The government is currently revising a 2005 presidential instruction on illegal logging.
The draft expanded the definition of violations including illegal mining and illicit forest encroachment.
“They are the main causes of forest losses and the players are easy to detect because most are large companies,” Hadi Daryanto, director general of production forest development at Forestry Ministry told The Jakarta Post recently.
He said the regulation revision also aimed to fulfill pledges made in the carbon trade deal between Indonesia and Norway.
Forestry Minister Zulkifli Hasan said that some 2 million hectares of forest land had been illegally converted into oil palm plantations, mostly in Kalimantan and Sumatra.
The ministry said it found around 800 mining and palm oil companies operating without legal permits.
The new presidential instruction is expected to be implemented early next year, in line with the carbon deal preparation phase.
The government in 2011 plans to stop issuing new permits on activities in natural forests and peat lands to help slow rates of deforestation and degradation, which currently stand at more than 1 million hectares per year.
The US$1-billion Indonesia-Norway deal stipulates Indonesia’s obligation to enforce existing laws against illegal logging, timber trading and other forest-related crimes and set up a special unit to tackle the problem.
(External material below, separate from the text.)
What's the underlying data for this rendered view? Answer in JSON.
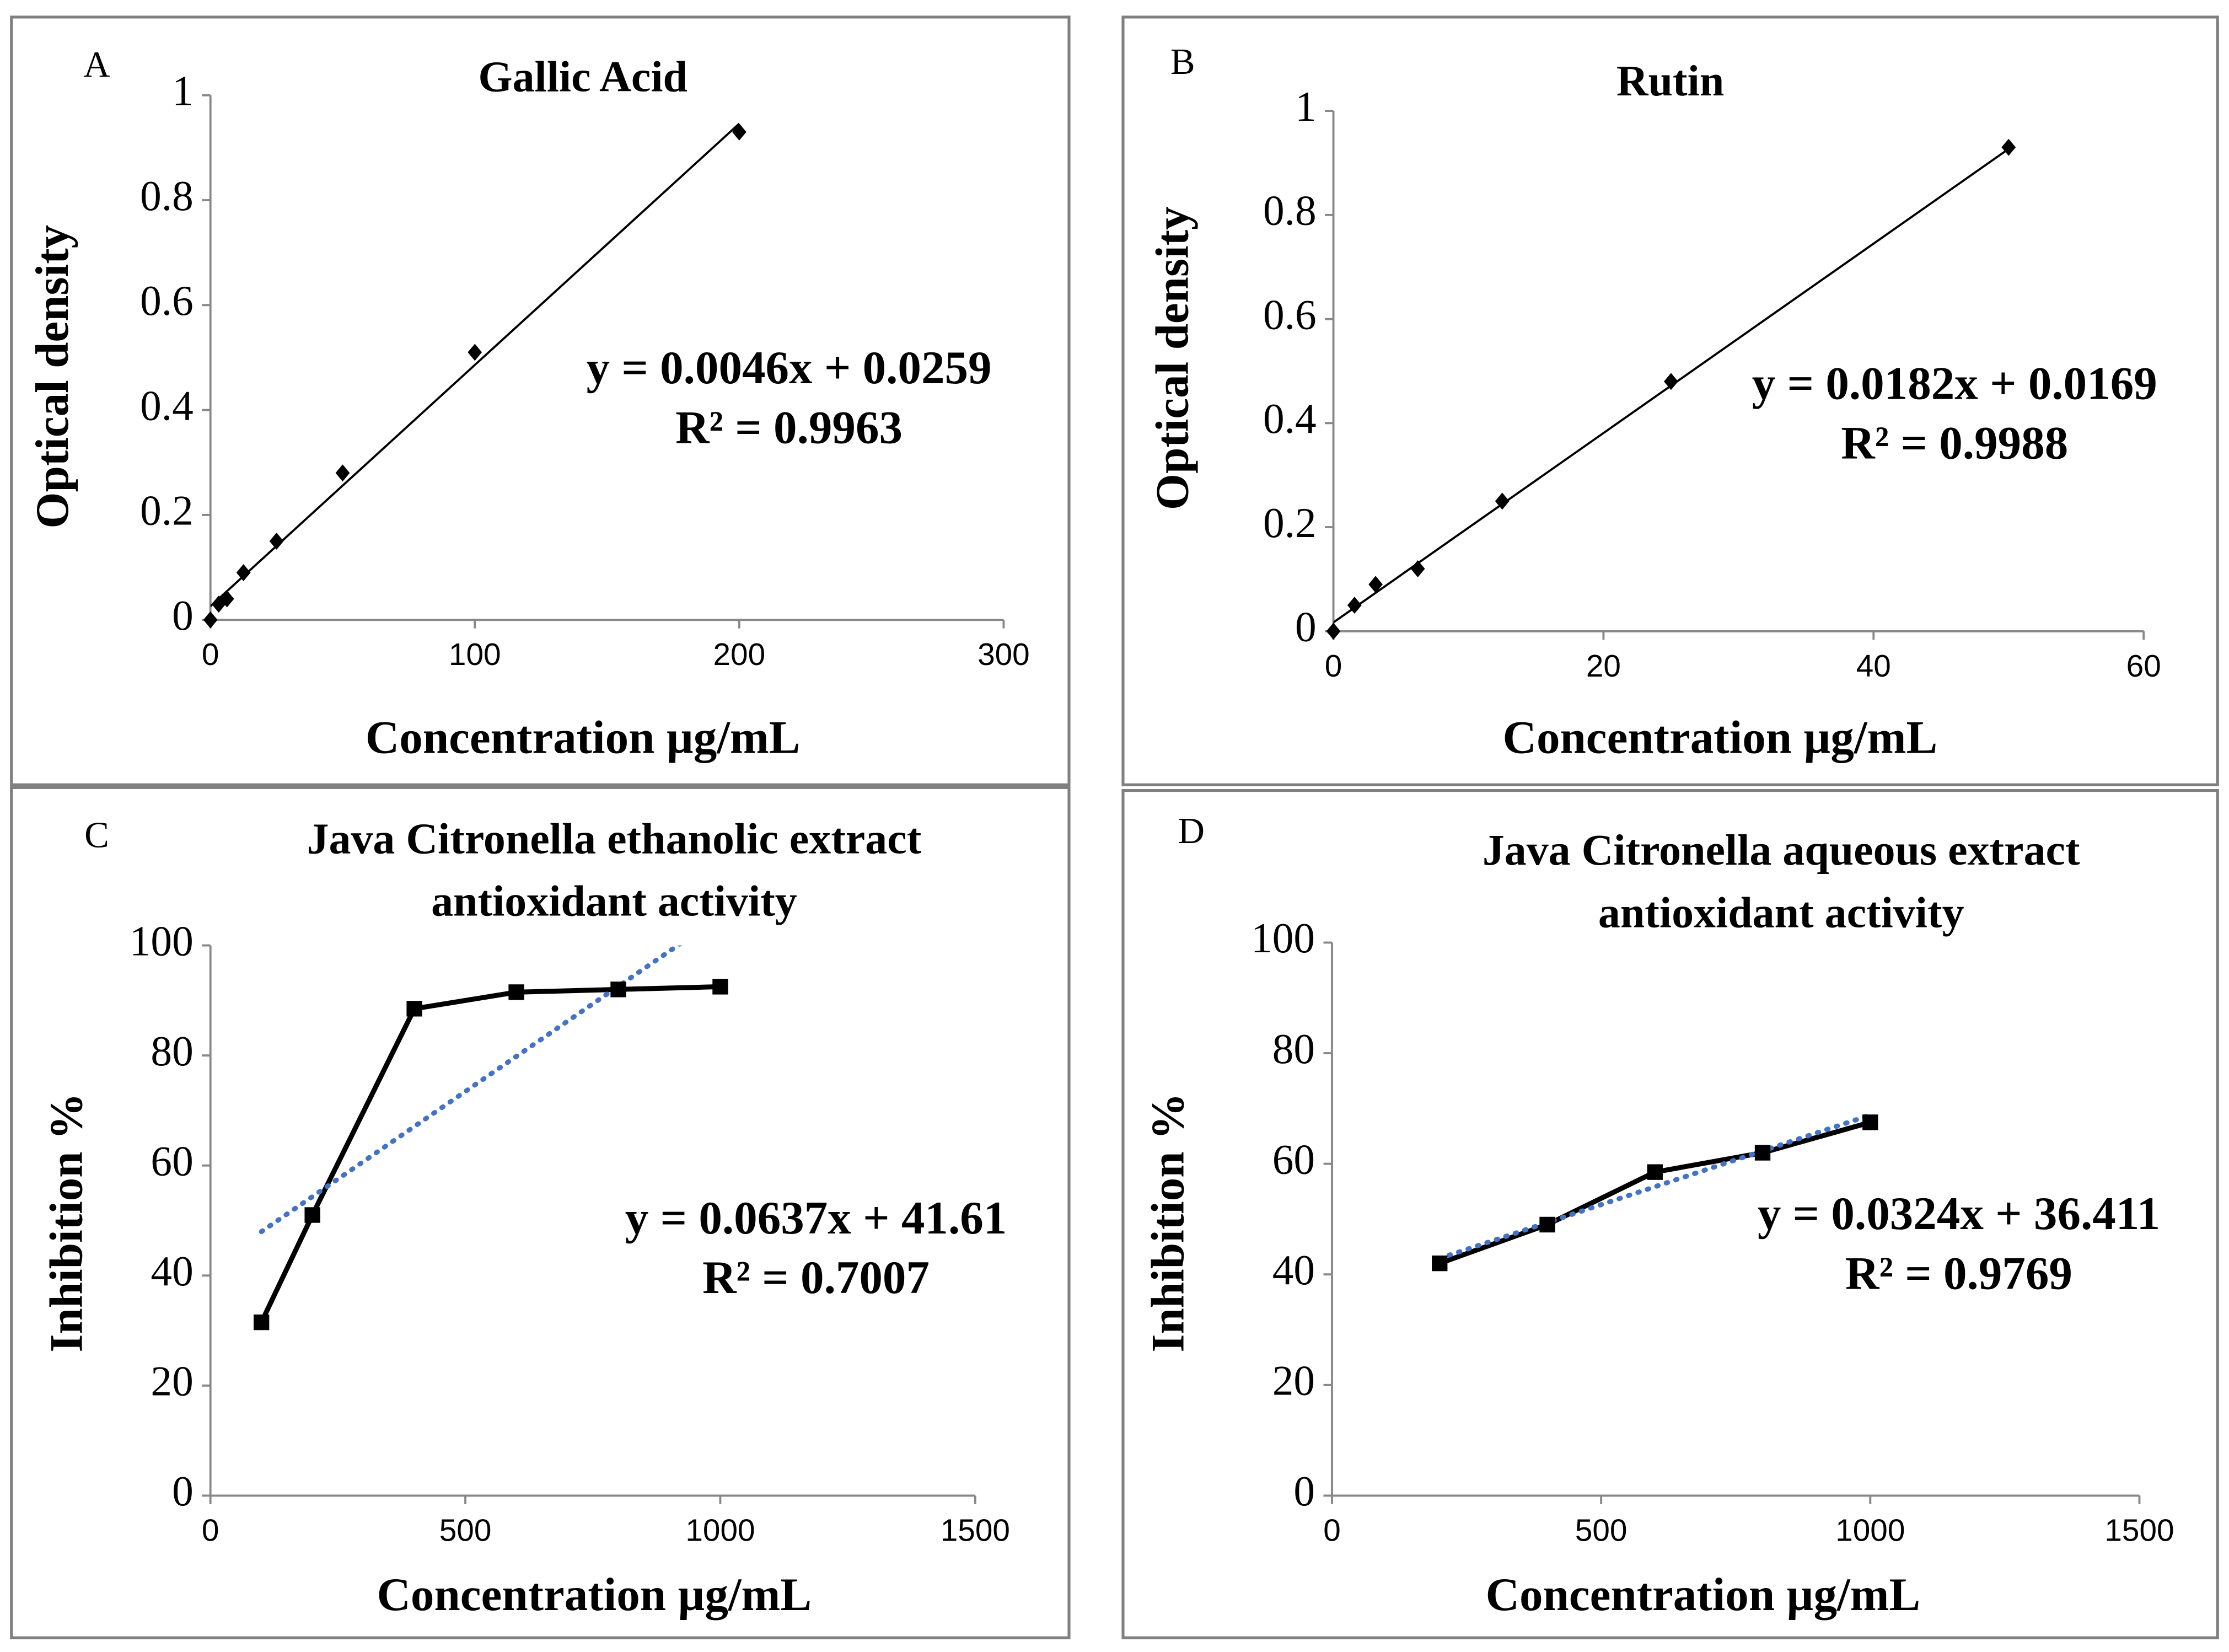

Hadi said the government aimed to curb larger companies rather than local residents, who sometimes enter forested areas to run small-scale operations like rice farms or small oil palm plantations.
The government has long been under pressure to enforce laws on rampant illegal logging and the unlawful expansion of mining and oil plantations in forests.
Minister Hasan took an unscheduled visit to Kalimantan and Sumatra to inspect forest losses and said he found a number of mining companies operating in forests illegally without licenses on hand.
The director general of forest protection and conservation at the Forestry Ministry, Darori, earlier said the revision also meant to strengthen coordination between sectors to make combating illegal business more effective.